The movie was sent over to Howard Stern, who watched it and hated it. He watched like the first ten minutes or so and then threw it away. One of the people on his sown, however, told him, “You’ve got to watch this movie. You’ve got to check it out.” So, eventually, Howard did watch the whole movie, and it became a running joke-line on his show. Howard talked about it over and over again. He referenced it against other stories, like, “Well, I guess that’s not as bad as getting raped while being dressed as a clown.” Howard gave it great publicity. He even offered the best quote ever: “”Go see the movie that grossed out even Howard Stern.”

Musically, after viewing the film, I had the idea of writing a jazz score as a way of providing some levity and humor to the movie. But, because it is such a dark movie, I decided to write a very dark jazz score. I chose an instrumentation of an extended rhythm section of piano, organ, vibraphone, electric guitars, both electric and acoustic basses, and drums, coupled with a four-horn ensemble of trumpet, trombone, and tenor and baritone saxes. The score starts out optimistically – structured and light – and progresses into a very dark, free-jazz score. The idea was to have the instruments essentially take Flappy’s same journey and disintegrate with him.

I had only two days to record roughly forty minutes of music, but the sessions went quite smoothly. In the rape scene – which is the scene – that the film is probably most known for – I used a recording technique that I had never tried before. I didn’t give any of the musicians any written sheet music at all. Instead, I recorded them individually as overdubs, and only gave them musical directions through their headphones based on pacing, volume, and intensity. We didn’t use a click track. I started with drums, and, while I watched the movie, I had him play completely free, giving him directions only about the emotions and the arc of the piece, but with nothing specific to play. The cue was about seven minutes long, and after those seven minutes were done, I did the exact same thing with the bass player. However, I didn’t let the bass player hear what the drummer had done. The bass player heard only his own instrument and created his own little musical story based on my same directions over the seven minutes. I did the same with each of the instruments. Nobody heard each other’s performances because I didn’t want them to play off each other, which is what jazz musicians are used to doing – one musician does one thing, and another responds to it. In this case, I didn’t want any of that type of interplay because I wanted the sound to be as free and disoriented as possible. The only common thread among the musicians was the arc of their performance, how their intensity was shaped throughout the scene. It seemed like an appropriate way to score the raping of a clown.

By the way, at the end of the story, Flappy prevailed, although he sure didn’t prevail in that scene.

Many talented young musicians want to write music for films, yet they cannot find a way to get a foot in the door. Since you traveled this road not too long ago, what bits of wisdom about it can you share?

My advice is to first make sure that film music is something that you really love to do, because it is a very long road. Learn your craft in every aspect you can, and to the fullest that you can. Meet the next generation of filmmakers and work and grow with them.
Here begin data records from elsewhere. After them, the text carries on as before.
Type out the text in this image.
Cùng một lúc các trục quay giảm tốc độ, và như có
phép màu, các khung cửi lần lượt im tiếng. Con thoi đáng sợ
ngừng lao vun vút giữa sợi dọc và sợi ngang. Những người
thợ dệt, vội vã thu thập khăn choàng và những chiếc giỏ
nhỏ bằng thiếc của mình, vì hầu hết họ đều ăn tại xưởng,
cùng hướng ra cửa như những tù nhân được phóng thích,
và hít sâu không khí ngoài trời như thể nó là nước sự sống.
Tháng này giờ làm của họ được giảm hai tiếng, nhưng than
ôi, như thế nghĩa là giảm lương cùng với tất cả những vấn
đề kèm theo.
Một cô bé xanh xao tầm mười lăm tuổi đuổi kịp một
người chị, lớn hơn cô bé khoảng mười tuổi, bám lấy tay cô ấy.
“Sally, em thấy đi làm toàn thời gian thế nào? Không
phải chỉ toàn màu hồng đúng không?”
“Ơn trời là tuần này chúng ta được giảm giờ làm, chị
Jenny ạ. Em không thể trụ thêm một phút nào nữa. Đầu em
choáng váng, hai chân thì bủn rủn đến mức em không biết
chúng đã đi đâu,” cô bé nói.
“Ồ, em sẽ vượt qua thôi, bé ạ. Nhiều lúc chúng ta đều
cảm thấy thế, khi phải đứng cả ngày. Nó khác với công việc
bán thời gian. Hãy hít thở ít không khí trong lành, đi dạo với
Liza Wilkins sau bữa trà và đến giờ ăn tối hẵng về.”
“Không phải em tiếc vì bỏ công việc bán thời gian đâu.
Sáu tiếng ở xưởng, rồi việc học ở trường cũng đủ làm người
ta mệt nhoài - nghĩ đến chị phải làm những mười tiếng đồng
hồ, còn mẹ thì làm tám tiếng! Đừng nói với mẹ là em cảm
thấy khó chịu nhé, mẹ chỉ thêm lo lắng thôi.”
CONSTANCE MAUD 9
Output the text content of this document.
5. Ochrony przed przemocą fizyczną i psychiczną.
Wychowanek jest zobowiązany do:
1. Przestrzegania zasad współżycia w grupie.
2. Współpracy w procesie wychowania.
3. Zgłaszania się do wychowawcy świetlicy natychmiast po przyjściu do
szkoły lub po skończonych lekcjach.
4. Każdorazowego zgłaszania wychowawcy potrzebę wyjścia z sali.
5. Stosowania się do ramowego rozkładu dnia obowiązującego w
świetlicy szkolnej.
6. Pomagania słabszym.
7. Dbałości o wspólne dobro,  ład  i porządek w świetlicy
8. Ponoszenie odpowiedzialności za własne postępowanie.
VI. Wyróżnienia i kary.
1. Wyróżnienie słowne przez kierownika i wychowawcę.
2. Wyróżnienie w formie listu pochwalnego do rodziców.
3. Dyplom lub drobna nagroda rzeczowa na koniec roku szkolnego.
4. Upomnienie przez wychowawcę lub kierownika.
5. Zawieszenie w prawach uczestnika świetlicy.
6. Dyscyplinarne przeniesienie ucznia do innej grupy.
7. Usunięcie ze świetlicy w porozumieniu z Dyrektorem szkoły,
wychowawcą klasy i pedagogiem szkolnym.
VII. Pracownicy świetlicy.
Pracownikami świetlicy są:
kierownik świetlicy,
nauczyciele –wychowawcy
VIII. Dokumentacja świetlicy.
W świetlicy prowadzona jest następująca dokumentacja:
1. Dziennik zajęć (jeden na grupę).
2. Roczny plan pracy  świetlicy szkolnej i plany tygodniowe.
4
A teacher of mine at the Berklee College of Music, Michael Rendish, told me the following, which I thought was great, and it has always stuck with me. He said, “You’re going to get out there and meet some young filmmakers, and you’re going to say, ‘I want to score your film.’ And they might say, ‘Well, what have you done before?’ And you haven’t done anything yet. So if it applies to the situation, you can say, ‘Well, I haven’t done anything before, but neither have you. So why don’t we give this a shot together?’”

There’s the saying that the journey of a thousand miles begins with one step, which definitely applies to film-scoring. Sometimes the journey can seem long, particularly when you’re living it, but it is made one step at a time. My advice is to start by learning the craft as best as you can – always do your best – and begin building a reel. Through that you will gain experience and meet people and things will evolve. I think that’s the best way to get started.